Using data from ice cores, trees, lakes and caves, the authors were able to reconstruct Pacific Walker Circulation behavior and assess long-term weather patterns from the past 800 years.
What they found contradicts a conventional understanding among climate scientists. While most models predict that the Pacific Walker Circulation will weaken in response to global warming, the scientists identified a strengthening of the system from 1992 to 2011.
Although the authors confirmed that the system's "year-to-year behavior is different," Falster stressed that its overall strength hasn't changed.
The 1992-2011 strengthening, the scientists suggested, could have been the result of human-sourced aerosol emissions.
Meanwhile, they found that volcanic eruptions may trigger a Pacific Walker Circulation weakening — and possibly induce El Niño conditions.

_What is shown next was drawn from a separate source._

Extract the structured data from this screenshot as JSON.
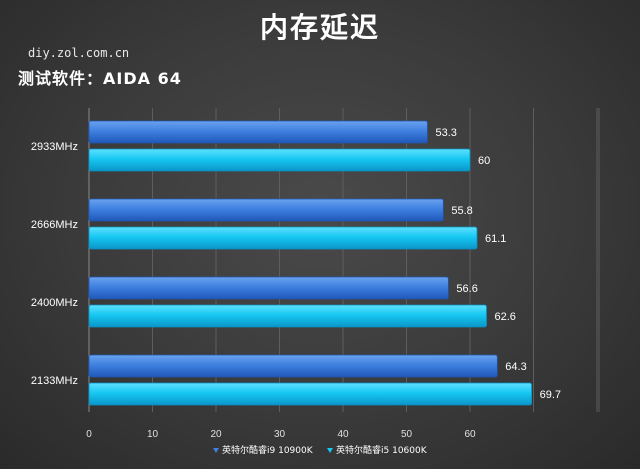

"The tropical Pacific has an outsized influence on global climate," said co-author Sloan Coats, an assistant professor of earth sciences at the University of Hawai'i at Mānoa.
"Understanding how it responds to volcanic eruptions, anthropogenic aerosols and greenhouse gas emissions is fundamental to confidently predicting climate variability," he continued.
With such knowledge, Coats added, communities across the Pacific and beyond will be able "to better prepare for the challenges they may face in the coming decades."